Over 440 years later, women with doctorates still encounter disbelief. The #ImmodestWomen hashtag on twitter occasionally fills with examples of people assuming ‘Dr’ is an exclusively male title. Most universities have only admitted women since the 1880s, and many did not award women degrees – let alone doctorates – until the 1920s.
Before Elena, there had been a handful of other women known as academics, primarily in Italy and Spain.
- Bettisia Gozzadini taught law at the University of Bologna in the thirteenth century.
- Bettina and Novella d’Andrea were fourteenth century sisters who taught law at the Universities of Padua and Bologna respectively.
- Dorotea Bucca held the chair of medicine and philosophy at Bologna for forty years from around 1390.
- Isabella Losa, a Spanish nun, received a doctor of divinity in the 1500s.
- Juliana Morell, another Spanish nun, is said to have sat an examination in France in 1608.
Why focus on Elena Piscopia?
Piscopia’s doctorate has the most surviving documentation, which is why it can be tied to an exact day. That is down to her position in Venetian society during the Renaissance.

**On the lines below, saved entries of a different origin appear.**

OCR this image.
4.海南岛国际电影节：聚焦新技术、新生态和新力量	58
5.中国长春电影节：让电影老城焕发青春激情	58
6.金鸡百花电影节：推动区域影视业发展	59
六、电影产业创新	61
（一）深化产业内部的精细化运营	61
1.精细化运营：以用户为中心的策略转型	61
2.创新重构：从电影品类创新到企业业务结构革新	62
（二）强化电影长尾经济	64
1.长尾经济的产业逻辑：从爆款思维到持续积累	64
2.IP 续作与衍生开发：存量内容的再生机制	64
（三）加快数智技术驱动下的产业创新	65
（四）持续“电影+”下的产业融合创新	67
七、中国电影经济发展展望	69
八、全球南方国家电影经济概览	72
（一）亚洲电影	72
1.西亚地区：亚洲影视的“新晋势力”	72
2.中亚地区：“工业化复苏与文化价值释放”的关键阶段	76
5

She was born in Venice in 1646. Her father was a nobleman but, as her mother was not, Elena was barred from noble privileges. Even when her father married her mother, and recognised the children as his own, Venetian law forbade them receiving nobility. Her well-connected father – who was soon second only to the Doge in terms of power -employed tutors. They quickly recognised Elena’s intellect. Like many scholars of the time, she studied languages, mathematics, music, philosophy and astronomy.
By her early 20s, Piscopia was publishing translations of theological texts. In 1670 she became president of the Venetian society Accademia dei Pacifici. She enrolled at the University of Padua with the aim of studying for a degree in theology. The Bishop of Padua barred her from taking the theology exams, so she switched to philosophy. The university was due to hold her exam in their college. So much of society wanted to witness it that the exam had to be moved to the Cathedral. Her academic prowess was captured thanks to this, and to her father’s power.
She died, six years later, of tuberculosis.